Rosemary and Olive Oil Ice Cream

I was looking for a slightly savory ice cream to try to integrate more herbs and to complement the cornmeal cookies I made and so I started looking for different olive oil ice creams — I thought that might make for an interesting combination.  As I sought them out, every recipe I came across had eggs as the base, which I was not excited to include, and so I decided to go out on my own and integrate aspects of the different ice cream flavors into a Rosemary and Olive Oil Ice Cream, continuing to use Jeni’s vanilla ice cream as a base.  When I shared some with my parents, they were a little hesitant, but I think they enjoyed it overall.  The rosemary flavor was definitely strong, yet not overpowering.  I wouldn’t have wanted to assume I was going to be eating a sweet ice cream and then had this flavor hit my palate, but knowing this was the flavor, I am pretty pleased with how it turned out.
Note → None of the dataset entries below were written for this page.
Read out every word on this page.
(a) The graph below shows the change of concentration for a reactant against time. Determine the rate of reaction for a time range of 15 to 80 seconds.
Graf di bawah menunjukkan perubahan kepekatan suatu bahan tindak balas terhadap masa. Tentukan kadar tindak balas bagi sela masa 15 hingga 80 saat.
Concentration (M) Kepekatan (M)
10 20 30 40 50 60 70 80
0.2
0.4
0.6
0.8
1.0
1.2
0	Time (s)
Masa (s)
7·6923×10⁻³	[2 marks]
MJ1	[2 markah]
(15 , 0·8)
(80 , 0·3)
Rosemary Olive Oil Ice Cream

Rosemary and Olive Oil Ice Cream

Vanilla Bean Ice Cream:
2 cups whole milk
1 tablespoon plus 1 teaspoon cornstarch
1 ½ ounces cream cheese, softened
1/8 teaspoon fine sea salt
1 ¼ cups heavy cream
2/3 cup sugar
2 tablespoons light corn syrup
4 sprigs of rosemary
1/3 c olive oil


To make the ice cream, mix about 2 tablespoons of the milk with the cornstarch in a small bowl to make a smooth slurry. Whisk the cream cheese and salt in a medium bowl until smooth. Fill a large bowl with ice and water.

Combine the remaining milk, the cream, sugar, corn syrup, and rosemary in a 4-quart saucepan, bring to a rolling boil over medium-high heat, and boil for 4 minutes precisely. Remove from the heat and gradually whisk in the cornstarch slurry. Bring the mixture back to a boil over medium-high heat and cook, stirring with a heatproof spatula, until slightly thickened, about 1 minute. Remove from heat.

Gradually whisk the hot milk mixture into the cream cheese until smooth. Fish out the rosemary sprigs and stir in the olive oil.  Pour the mixture into a 1-gallon Ziploc freezer bag and submerge the sealed bag in the ice bath. Let stand, adding more ice as necessary, until cold, about 30 minutes.

After churning, pack into a storage container. Press a sheet of parchment paper directly against the surface, and seal with an airtight lid. Freeze in the coldest part of your freezer until firm, at least four hours.